Section 36.2: Text-to-Video Systems

"Give me a sentence and I will give you a world that moves. Just do not ask me how many fingers the person has, or whether the candle is getting shorter. I am still negotiating with thermodynamics."
A Latent Video Transformer With Big Ambitions

Big Picture

Scaling video diffusion to the Sora class required one key idea beyond Section 36.1: stop thinking in fixed-size clips and start thinking in spacetime patches, the variable-length tokens that let a single transformer ingest images and videos of any resolution and duration. Once video is a sequence of spacetime tokens, the same transformer scaling laws that built large language models apply, and a text-to-video system becomes a latent diffusion transformer conditioned on a prompt. This section covers that architecture, the open models that implement it, and how to run one with a few lines of diffusers.

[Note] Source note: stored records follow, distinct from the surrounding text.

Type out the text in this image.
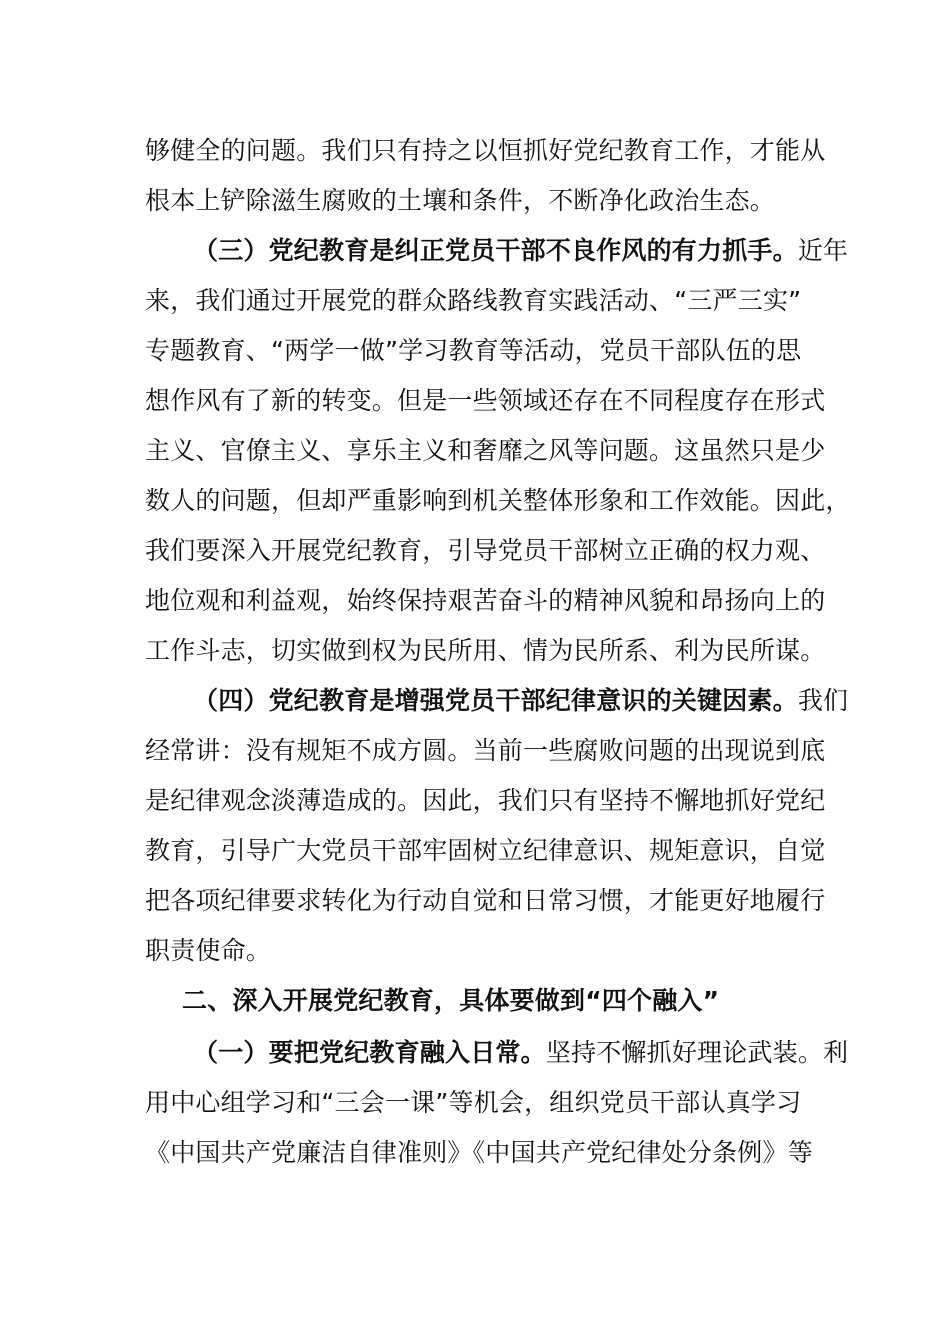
够健全的问题。我们只有持之以恒抓好党纪教育工作，才能从
根本上铲除滋生腐败的土壤和条件，不断净化政治生态。
（三）党纪教育是纠正党员干部不良作风的有力抓手。近年
来，我们通过开展党的群众路线教育实践活动、“三严三实”
专题教育、“两学一做”学习教育等活动，党员干部队伍的思
想作风有了新的转变。但是一些领域还存在不同程度存在形式
主义、官僚主义、享乐主义和奢靡之风等问题。这虽然只是少
数人的问题，但却严重影响到机关整体形象和工作效能。因此，
我们要深入开展党纪教育，引导党员干部树立正确的权力观、
地位观和利益观，始终保持艰苦奋斗的精神风貌和昂扬向上的
工作斗志，切实做到权为民所用、情为民所系、利为民所谋。
（四）党纪教育是增强党员干部纪律意识的关键因素。我们
经常讲：没有规矩不成方圆。当前一些腐败问题的出现说到底
是纪律观念淡薄造成的。因此，我们只有坚持不懈地抓好党纪
教育，引导广大党员干部牢固树立纪律意识、规矩意识，自觉
把各项纪律要求转化为行动自觉和日常习惯，才能更好地履行
职责使命。
二、深入开展党纪教育，具体要做到“四个融入”
（一）要把党纪教育融入日常。坚持不懈抓好理论武装。利
用中心组学习和“三会一课”等机会，组织党员干部认真学习
《中国共产党廉洁自律准则》《中国共产党纪律处分条例》等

Section 36.1 built a video denoiser by adding temporal layers to an image U-Net and showed how a video VAE compresses the clock. That recipe works, but it bakes in a fixed frame count and a fixed resolution. The leap to systems like OpenAI's Sora, and to the open models that chase it, came from a representation change borrowed from the vision transformers of Chapter 22: cut the compressed spacetime latent into a sequence of patch tokens, and let a transformer denoise the sequence. Because a sequence has no fixed length, one model can train on a still photo (a sequence of one frame's worth of patches) and a long clip (many frames' worth) in the same batch.

1. Spacetime Patches: One Representation for Everything Intermediate

Recall from Chapter 22 that a Vision Transformer turns an image into a grid of patch tokens. The spacetime-patch idea extends this to the time axis: after the video VAE compresses a clip into a latent of shape $(F', C, H', W')$, you cut it into small cubes of size $(t_p, h_p, w_p)$, flatten each cube into a token, and you have a one-dimensional sequence of spacetime patches. A 5-second clip and a single image differ only in how many tokens they produce; the transformer treats both as sequences.

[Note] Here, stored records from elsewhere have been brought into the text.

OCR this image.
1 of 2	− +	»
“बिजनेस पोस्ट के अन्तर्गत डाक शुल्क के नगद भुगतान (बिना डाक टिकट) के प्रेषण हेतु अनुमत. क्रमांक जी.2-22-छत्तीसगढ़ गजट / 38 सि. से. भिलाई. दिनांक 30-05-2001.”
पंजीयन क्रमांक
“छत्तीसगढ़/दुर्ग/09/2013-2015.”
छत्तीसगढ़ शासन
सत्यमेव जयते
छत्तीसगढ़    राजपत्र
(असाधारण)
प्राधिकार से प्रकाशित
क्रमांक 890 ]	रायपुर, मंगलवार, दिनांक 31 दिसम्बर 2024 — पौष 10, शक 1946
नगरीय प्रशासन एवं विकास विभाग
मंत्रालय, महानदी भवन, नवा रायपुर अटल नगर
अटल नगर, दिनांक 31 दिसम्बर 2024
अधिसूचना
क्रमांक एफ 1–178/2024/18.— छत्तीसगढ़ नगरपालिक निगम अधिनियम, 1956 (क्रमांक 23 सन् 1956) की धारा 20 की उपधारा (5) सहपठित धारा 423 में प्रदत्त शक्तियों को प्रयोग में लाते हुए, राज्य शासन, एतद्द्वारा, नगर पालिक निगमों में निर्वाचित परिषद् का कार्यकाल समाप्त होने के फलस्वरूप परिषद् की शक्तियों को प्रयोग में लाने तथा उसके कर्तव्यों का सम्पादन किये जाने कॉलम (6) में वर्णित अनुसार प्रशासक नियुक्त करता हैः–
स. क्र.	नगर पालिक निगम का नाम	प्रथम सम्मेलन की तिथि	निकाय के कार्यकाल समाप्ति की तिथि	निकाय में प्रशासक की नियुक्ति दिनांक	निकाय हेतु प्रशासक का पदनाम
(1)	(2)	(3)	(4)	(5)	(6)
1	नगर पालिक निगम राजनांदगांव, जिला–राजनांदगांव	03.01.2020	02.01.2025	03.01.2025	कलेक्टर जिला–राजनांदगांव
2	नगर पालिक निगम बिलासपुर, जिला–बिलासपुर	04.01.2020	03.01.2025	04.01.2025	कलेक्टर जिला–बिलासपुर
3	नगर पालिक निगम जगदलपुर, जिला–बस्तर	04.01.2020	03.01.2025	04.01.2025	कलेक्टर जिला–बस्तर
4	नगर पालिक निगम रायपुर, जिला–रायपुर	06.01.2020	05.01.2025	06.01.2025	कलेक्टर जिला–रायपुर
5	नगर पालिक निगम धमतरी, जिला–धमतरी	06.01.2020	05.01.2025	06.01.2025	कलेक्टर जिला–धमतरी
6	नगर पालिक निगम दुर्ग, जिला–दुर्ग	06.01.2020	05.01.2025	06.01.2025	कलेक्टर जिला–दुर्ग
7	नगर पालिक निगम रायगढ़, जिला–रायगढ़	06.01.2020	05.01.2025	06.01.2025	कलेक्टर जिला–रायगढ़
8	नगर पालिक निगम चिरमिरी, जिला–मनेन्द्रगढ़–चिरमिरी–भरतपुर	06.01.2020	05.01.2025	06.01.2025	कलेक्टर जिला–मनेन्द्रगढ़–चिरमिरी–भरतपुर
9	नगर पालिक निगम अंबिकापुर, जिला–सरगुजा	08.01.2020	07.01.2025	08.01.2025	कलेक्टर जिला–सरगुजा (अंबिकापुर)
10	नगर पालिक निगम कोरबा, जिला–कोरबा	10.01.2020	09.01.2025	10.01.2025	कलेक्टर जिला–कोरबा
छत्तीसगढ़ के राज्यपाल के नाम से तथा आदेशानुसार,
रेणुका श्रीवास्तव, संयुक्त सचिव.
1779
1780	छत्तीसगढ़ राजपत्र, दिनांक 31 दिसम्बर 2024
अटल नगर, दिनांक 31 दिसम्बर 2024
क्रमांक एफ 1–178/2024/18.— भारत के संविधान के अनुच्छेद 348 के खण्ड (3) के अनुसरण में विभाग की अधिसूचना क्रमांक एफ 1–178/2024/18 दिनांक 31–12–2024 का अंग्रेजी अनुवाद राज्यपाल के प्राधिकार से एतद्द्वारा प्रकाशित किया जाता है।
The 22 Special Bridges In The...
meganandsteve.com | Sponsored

This is the unification that powers Sora-class training. The number of tokens $N$ for a latent of $F'$ frames at $H' \times W'$ with patch size $(t_p, h_p, w_p)$ is

$$ N \;=\; \frac{F'}{t_p} \cdot \frac{H'}{h_p} \cdot \frac{W'}{w_p}, $$

and the transformer's cost scales as $O(N^2)$ in its attention, the familiar quadratic from Chapter 22. Variable $N$ means variable resolution and variable duration are handled by the same weights; you simply pad sequences to a common length within a batch. The diffusion transformer (DiT) you met in Chapter 33 is the denoiser, now operating on these spacetime tokens and conditioned on a text embedding through cross-attention exactly as in Chapter 34.

Figure 36.2.1: The Sora-class pipeline. A 3D VAE compresses raw video into a spacetime latent; the latent is cut into cubes and flattened into a variable-length sequence of spacetime patch tokens; a diffusion transformer denoises the sequence while cross-attending to the text prompt. Because the sequence length is free, one model handles any resolution and any duration, including single images.

Figure 36.2.1 traces the full path from pixels to tokens and back. The crucial property is in the caption: variable sequence length is what lets a single set of weights train jointly on the entire spectrum from one image to a long clip, which is why these models inherit the broad visual knowledge of image datasets while learning motion from video.

Key Insight: Video Generation Inherits Transformer Scaling

The reason the patch representation matters so much is that it makes video generation a sequence-modeling problem, and sequence modeling is the one domain where the field has decisively learned how to scale. The same compute-and-data scaling laws, the same transformer engineering, the same mixed-resolution training tricks that built large language models now apply to video. Sora's technical report frames this directly: scaling a spacetime-patch diffusion transformer produces emergent capabilities (object permanence, rough 3D consistency, simple cause and effect) that were never explicitly engineered. This is the empirical claim that motivates the entire back half of this chapter: scale a good-enough video generator and it starts to behave like a world simulator.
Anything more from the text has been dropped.